Block is best known for calling out fraudulent Chinese companies, shooting to fame after calling timber company Sino-Forest a fraud in 2011. The company has since filed for bankruptcy. After he called out Rino
Some powerful players in China didn't appreciate his line of work, and Block, a Mandarin speaker, left China for San Francisco in 2010, claiming he was chased out by "gangsters." He now finds companies to short all over the world.
Leveraged loans
Block also makes bearish bets on stocks via corporate bond markets. One strategy is to buy a bond, then use the repayments to help fund the purchase of long-dated contracts - or puts - that pay out when the stock declines.
"It's a synthetic short position in the stock," he said.
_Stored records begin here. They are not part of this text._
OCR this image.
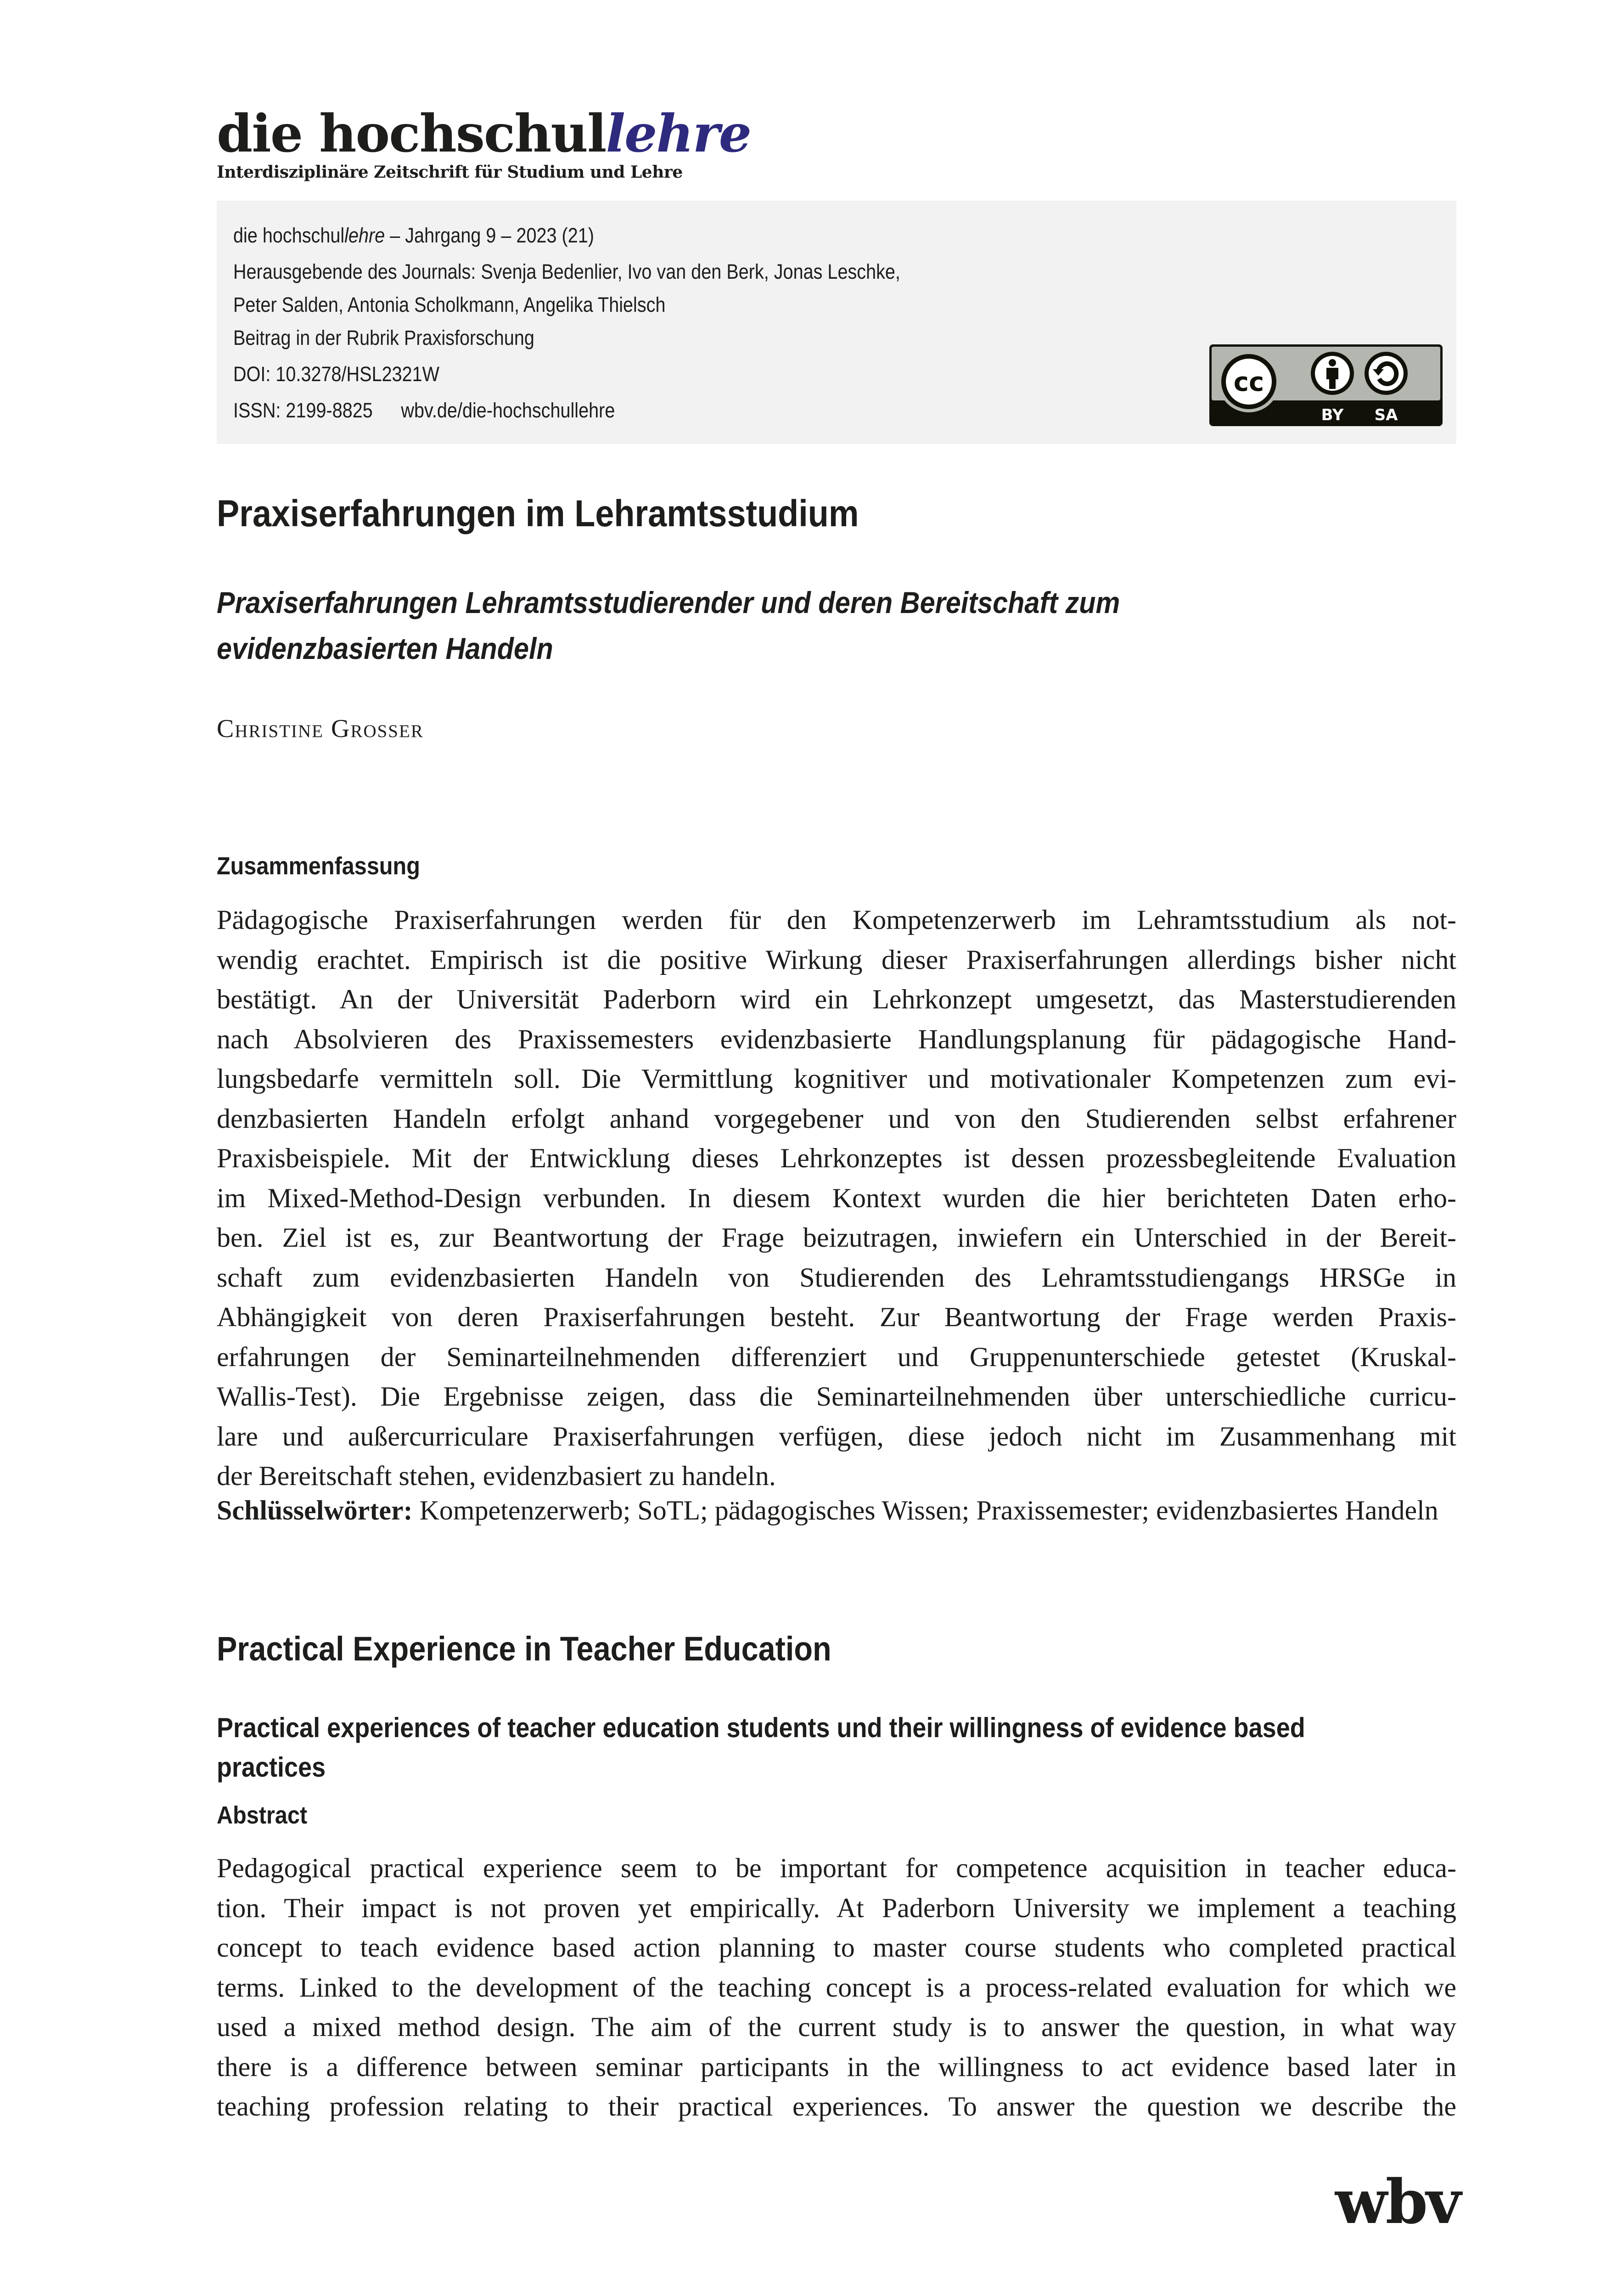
die hochschullehre
Interdisziplinäre Zeitschrift für Studium und Lehre
die hochschullehre – Jahrgang 9 – 2023 (21)
Herausgebende des Journals: Svenja Bedenlier, Ivo van den Berk, Jonas Leschke,
Peter Salden, Antonia Scholkmann, Angelika Thielsch
Beitrag in der Rubrik Praxisforschung
DOI: 10.3278/HSL2321W
ISSN: 2199-8825 wbv.de/die-hochschullehre
cc
BY SA
Praxiserfahrungen im Lehramtsstudium
Praxiserfahrungen Lehramtsstudierender und deren Bereitschaft zum
evidenzbasierten Handeln
Christine Grosser
Zusammenfassung
Pädagogische Praxiserfahrungen werden für den Kompetenzerwerb im Lehramtsstudium als not-
wendig erachtet. Empirisch ist die positive Wirkung dieser Praxiserfahrungen allerdings bisher nicht
bestätigt. An der Universität Paderborn wird ein Lehrkonzept umgesetzt, das Masterstudierenden
nach Absolvieren des Praxissemesters evidenzbasierte Handlungsplanung für pädagogische Hand-
lungsbedarfe vermitteln soll. Die Vermittlung kognitiver und motivationaler Kompetenzen zum evi-
denzbasierten Handeln erfolgt anhand vorgegebener und von den Studierenden selbst erfahrener
Praxisbeispiele. Mit der Entwicklung dieses Lehrkonzeptes ist dessen prozessbegleitende Evaluation
im Mixed-Method-Design verbunden. In diesem Kontext wurden die hier berichteten Daten erho-
ben. Ziel ist es, zur Beantwortung der Frage beizutragen, inwiefern ein Unterschied in der Bereit-
schaft zum evidenzbasierten Handeln von Studierenden des Lehramtsstudiengangs HRSGe in
Abhängigkeit von deren Praxiserfahrungen besteht. Zur Beantwortung der Frage werden Praxis-
erfahrungen der Seminarteilnehmenden differenziert und Gruppenunterschiede getestet (Kruskal-
Wallis-Test). Die Ergebnisse zeigen, dass die Seminarteilnehmenden über unterschiedliche curricu-
lare und außercurriculare Praxiserfahrungen verfügen, diese jedoch nicht im Zusammenhang mit
der Bereitschaft stehen, evidenzbasiert zu handeln.
Schlüsselwörter: Kompetenzerwerb; SoTL; pädagogisches Wissen; Praxissemester; evidenzbasiertes Handeln
Practical Experience in Teacher Education
Practical experiences of teacher education students und their willingness of evidence based
practices
Abstract
Pedagogical practical experience seem to be important for competence acquisition in teacher educa-
tion. Their impact is not proven yet empirically. At Paderborn University we implement a teaching
concept to teach evidence based action planning to master course students who completed practical
terms. Linked to the development of the teaching concept is a process-related evaluation for which we
used a mixed method design. The aim of the current study is to answer the question, in what way
there is a difference between seminar participants in the willingness to act evidence based later in
teaching profession relating to their practical experiences. To answer the question we describe the
wbv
He might consider ramping up that strategy if a disconnect emerges between loans and stocks, for example if the loans get cheaper and thus offer more funding to buy more puts, before the equity market catches up.
"There are some concerns about the leveraged loan market," he said. "If we didn't have equity hedges on, its something we'd be really concerned about."
Souring on Europe
"Europe has a lot of structural issues that promotes poor corporate governance," he said, including a more deferential investing culture relative to that of the US. "Presumably, that creates a target rich environment, but in Europe there just isn't the protection of free speech the we have here in the US."
He continued: "That presents issues when your business model is speaking truth to power. There's a temptation for power to be misused to punish the speakers unduly when the scrutiny should be on the companies."
Block said Muddy Waters hasn't initiated a short against a European company since April 2016, when he accused German ad firm Stroeer of overstating its cash flow.
"Never say never," he said of targeting Europe again. "I'm always watching."